Neue regulatorische Vorgaben in der Vermögensberatung
Neben neuen Kundensegmenten mit neuen Ansprüchen an eine digitale und dennoch individuelle Beratung verändern auch neue regulatorische Vorgaben die Arbeit in der Vermögensberatung.
So spielt etwa durch MiFID II das Portfoliorisiko eine viel größere Rolle. Ein vor allem am Risiko orientierter, automatisierter Beratungsansatz hat aber einen stark technischen Charakter und schränkt die Möglichkeiten der Interaktion mit dem Kunden ein.

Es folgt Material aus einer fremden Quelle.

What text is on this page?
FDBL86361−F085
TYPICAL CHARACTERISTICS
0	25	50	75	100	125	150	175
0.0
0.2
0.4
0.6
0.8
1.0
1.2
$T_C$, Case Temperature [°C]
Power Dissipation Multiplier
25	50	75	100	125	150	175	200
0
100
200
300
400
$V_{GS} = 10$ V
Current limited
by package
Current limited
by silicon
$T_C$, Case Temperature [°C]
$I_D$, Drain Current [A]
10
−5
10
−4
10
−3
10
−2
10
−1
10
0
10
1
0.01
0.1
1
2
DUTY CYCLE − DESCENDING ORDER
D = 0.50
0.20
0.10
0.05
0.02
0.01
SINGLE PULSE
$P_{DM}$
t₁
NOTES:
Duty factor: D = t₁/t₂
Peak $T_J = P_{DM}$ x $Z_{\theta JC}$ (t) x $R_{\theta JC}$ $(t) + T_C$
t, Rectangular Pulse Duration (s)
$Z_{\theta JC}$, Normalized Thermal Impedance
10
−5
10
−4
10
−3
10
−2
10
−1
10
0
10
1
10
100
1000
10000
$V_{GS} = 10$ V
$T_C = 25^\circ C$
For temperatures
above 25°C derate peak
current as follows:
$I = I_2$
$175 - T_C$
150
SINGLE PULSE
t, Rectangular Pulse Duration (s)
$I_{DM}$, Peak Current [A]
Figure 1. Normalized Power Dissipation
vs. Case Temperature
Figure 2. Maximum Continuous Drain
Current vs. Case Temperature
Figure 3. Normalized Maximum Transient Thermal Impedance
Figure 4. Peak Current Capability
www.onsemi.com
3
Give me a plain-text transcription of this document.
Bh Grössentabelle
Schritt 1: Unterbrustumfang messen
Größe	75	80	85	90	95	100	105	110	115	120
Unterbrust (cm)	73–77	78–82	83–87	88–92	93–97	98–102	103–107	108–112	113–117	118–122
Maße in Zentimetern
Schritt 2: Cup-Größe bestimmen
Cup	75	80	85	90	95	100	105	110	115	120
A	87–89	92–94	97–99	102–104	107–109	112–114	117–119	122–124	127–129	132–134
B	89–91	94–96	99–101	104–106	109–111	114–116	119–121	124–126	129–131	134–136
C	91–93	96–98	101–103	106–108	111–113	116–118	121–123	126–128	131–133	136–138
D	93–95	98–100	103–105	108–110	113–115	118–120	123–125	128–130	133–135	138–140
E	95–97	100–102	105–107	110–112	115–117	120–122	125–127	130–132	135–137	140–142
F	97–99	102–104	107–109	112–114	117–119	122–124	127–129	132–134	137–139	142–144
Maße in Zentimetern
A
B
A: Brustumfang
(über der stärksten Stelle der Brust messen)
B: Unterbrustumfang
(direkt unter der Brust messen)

Dies beeinträchtigt die emotionale Komponente einer Investmententscheidung und leistet nur sehr wenig für die Stärkung des persönlichen Vertrauens der Kunden in ihre Beraterinnen und Berater. Nicht zuletzt für die anspruchsvolleren Mass-Affluent-Kunden, Anleger/-innen mit Vermögen bis zu 1 Mio. EUR, empfiehlt es sich darum, bei der Beratung digitale Komponenten mit einem nach wie vor persönlichen Element zu kombinieren. Dieser hybride Ansatz verbindet einen stark automatisierten Beratungsprozess mit der Option des persönlichen Austauschs zwischen Berater/-innen sowie Kunden.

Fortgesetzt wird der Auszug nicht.